In 1984 Orwell descrive bene come gli uomini possono essere soggiogati attraverso (ma non solo) l’identificazione di un nemico unico e specifico. Se tutto l’odio viene riversato verso quel bersaglio in modo costante, non ne rimarrà per nessun altro e in primo luogo verso il Sistema che governa, ponendo come contrario a questa situazione il caos emozionale. Ora, dopo tutte queste riflessioni, se vi aspettavate un barlume di speranza vi devo deludere, perché credo, e non penso di fare un azzardo, che possono cambiare i secoli, i nemici da demonizzare, ma l’odio farà sempre parte di noi, basta trovarsi davanti qualcuno che non ci somiglia abbastanza e il gioco è fatto.

Ma, e qui ci piazzo un altro bel “Ma…”, possiamo usare questa consapevolezza a nostro favore.
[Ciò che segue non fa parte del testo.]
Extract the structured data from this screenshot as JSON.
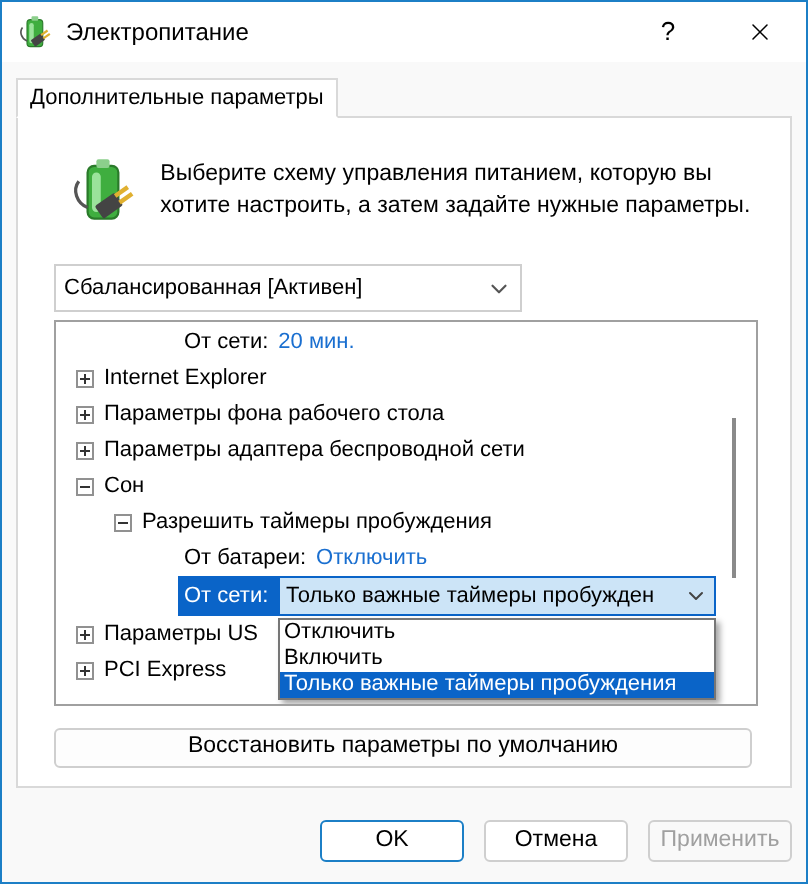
{
  "window": {
    "title": "Электропитание",
    "help": "?"
  },
  "tabs": [
    {
      "label": "Дополнительные параметры",
      "selected": true
    }
  ],
  "intro": "Выберите схему управления питанием, которую вы хотите настроить, а затем задайте нужные параметры.",
  "plan_select": {
    "value": "Сбалансированная [Активен]"
  },
  "tree": {
    "items": [
      {
        "kind": "setting",
        "label": "От сети:",
        "value": "20 мин."
      },
      {
        "kind": "group",
        "label": "Internet Explorer",
        "expanded": false
      },
      {
        "kind": "group",
        "label": "Параметры фона рабочего стола",
        "expanded": false
      },
      {
        "kind": "group",
        "label": "Параметры адаптера беспроводной сети",
        "expanded": false
      },
      {
        "kind": "group",
        "label": "Сон",
        "expanded": true,
        "children": [
          {
            "kind": "group",
            "label": "Разрешить таймеры пробуждения",
            "expanded": true,
            "children": [
              {
                "kind": "setting",
                "label": "От батареи:",
                "value": "Отключить"
              },
              {
                "kind": "select",
                "label": "От сети:",
                "selected": true,
                "value": "Только важные таймеры пробужден",
                "options": [
                  {
                    "label": "Отключить",
                    "selected": false
                  },
                  {
                    "label": "Включить",
                    "selected": false
                  },
                  {
                    "label": "Только важные таймеры пробуждения",
                    "selected": true
                  }
                ]
              }
            ]
          }
        ]
      },
      {
        "kind": "group",
        "label": "Параметры US",
        "expanded": false
      },
      {
        "kind": "group",
        "label": "PCI Express",
        "expanded": false
      }
    ]
  },
  "restore_button": "Восстановить параметры по умолчанию",
  "buttons": [
    {
      "label": "OK",
      "disabled": false,
      "default": true
    },
    {
      "label": "Отмена",
      "disabled": false,
      "default": false
    },
    {
      "label": "Применить",
      "disabled": true,
      "default": false
    }
  ]
}
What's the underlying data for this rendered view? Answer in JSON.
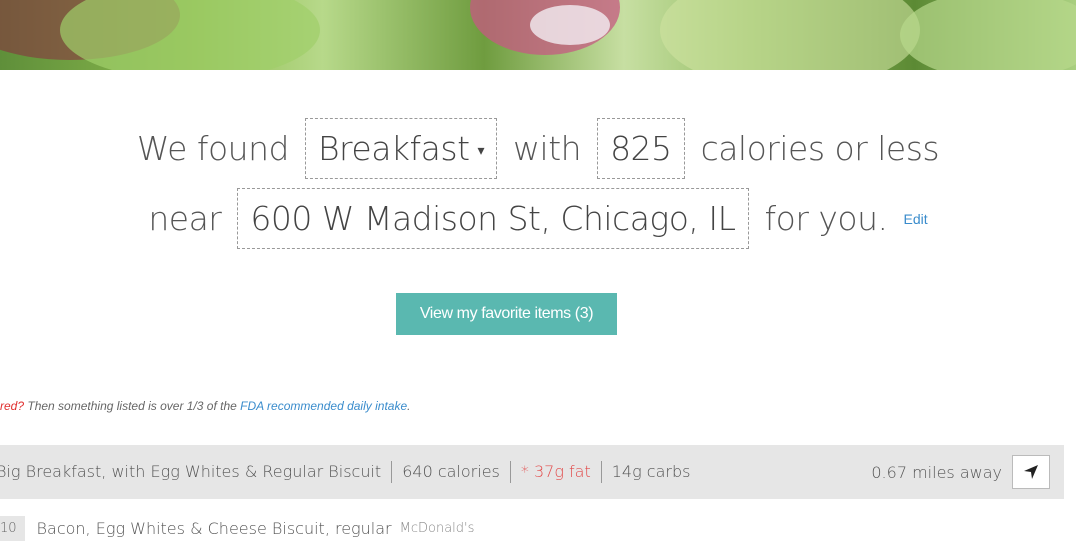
{
  "hero": {
    "colors": [
      "#5f8f3a",
      "#8dbb4e",
      "#b7d98a",
      "#c55a82"
    ]
  },
  "search": {
    "prefix": "We found",
    "meal": "Breakfast",
    "with": "with",
    "calories": "825",
    "suffix": "calories or less",
    "near": "near",
    "location": "600 W Madison St, Chicago, IL",
    "for_you": "for you.",
    "edit_label": "Edit"
  },
  "favorites_button": "View my favorite items (3)",
  "note": {
    "red_word": "red?",
    "text": " Then something listed is over 1/3 of the ",
    "link": "FDA recommended daily intake",
    "end": "."
  },
  "results": [
    {
      "name": "Big Breakfast, with Egg Whites & Regular Biscuit",
      "calories": "640 calories",
      "fat": "* 37g fat",
      "carbs": "14g carbs",
      "distance": "0.67 miles away",
      "nav_icon": "location-arrow-icon"
    },
    {
      "badge": "10",
      "name": "Bacon, Egg Whites & Cheese Biscuit, regular",
      "restaurant": "McDonald's"
    }
  ],
  "colors": {
    "accent": "#5ab8b0",
    "link": "#3a8ccc",
    "warning": "#e24a4a"
  }
}
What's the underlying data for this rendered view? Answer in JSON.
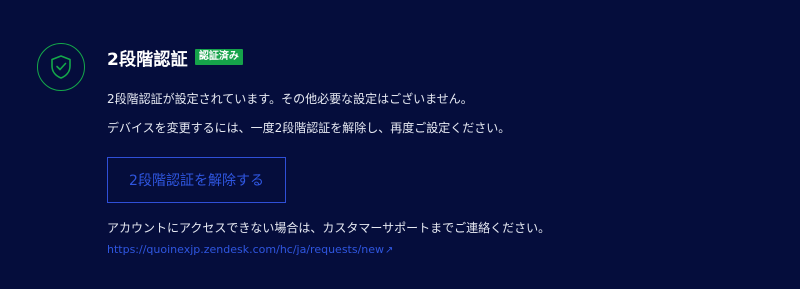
{
  "header": {
    "title": "2段階認証",
    "badge": "認証済み"
  },
  "description": {
    "line1": "2段階認証が設定されています。その他必要な設定はございません。",
    "line2": "デバイスを変更するには、一度2段階認証を解除し、再度ご設定ください。"
  },
  "actions": {
    "disable_label": "2段階認証を解除する"
  },
  "support": {
    "text": "アカウントにアクセスできない場合は、カスタマーサポートまでご連絡ください。",
    "link_text": "https://quoinexjp.zendesk.com/hc/ja/requests/new",
    "link_icon": "external-link-icon"
  },
  "colors": {
    "background": "#050d3c",
    "accent_green": "#16a34a",
    "link_blue": "#2f56e0"
  }
}
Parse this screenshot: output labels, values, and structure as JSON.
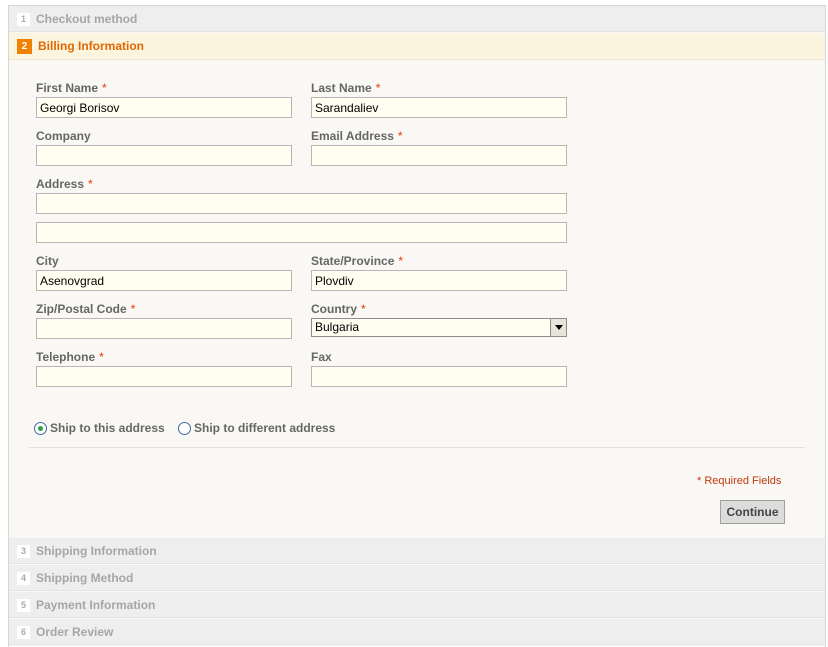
{
  "steps": [
    {
      "num": "1",
      "title": "Checkout method"
    },
    {
      "num": "2",
      "title": "Billing Information"
    },
    {
      "num": "3",
      "title": "Shipping Information"
    },
    {
      "num": "4",
      "title": "Shipping Method"
    },
    {
      "num": "5",
      "title": "Payment Information"
    },
    {
      "num": "6",
      "title": "Order Review"
    }
  ],
  "form": {
    "required_mark": "*",
    "first_name": {
      "label": "First Name",
      "value": "Georgi Borisov"
    },
    "last_name": {
      "label": "Last Name",
      "value": "Sarandaliev"
    },
    "company": {
      "label": "Company",
      "value": ""
    },
    "email": {
      "label": "Email Address",
      "value": ""
    },
    "address": {
      "label": "Address",
      "value1": "",
      "value2": ""
    },
    "city": {
      "label": "City",
      "value": "Asenovgrad"
    },
    "state": {
      "label": "State/Province",
      "value": "Plovdiv"
    },
    "zip": {
      "label": "Zip/Postal Code",
      "value": ""
    },
    "country": {
      "label": "Country",
      "value": "Bulgaria"
    },
    "telephone": {
      "label": "Telephone",
      "value": ""
    },
    "fax": {
      "label": "Fax",
      "value": ""
    },
    "ship_same": "Ship to this address",
    "ship_diff": "Ship to different address",
    "required_note": "* Required Fields",
    "continue_label": "Continue"
  },
  "colors": {
    "accent": "#e26703",
    "required": "#eb340a",
    "field_bg": "#fffef0"
  }
}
Io, per esempio, grazie a queste riflessioni, sono stato in grado di non strangolare a mani nude un terrapiattista. E non solo! L’altro giorno, facendo retromarcia con la macchina ho avuto la prontezza di non mettere sotto un mio collega no vax. Come vedete è semplice(?), basta sapere di che pasta siamo fatti, tutti quanti, nessuno escluso. Nessuno.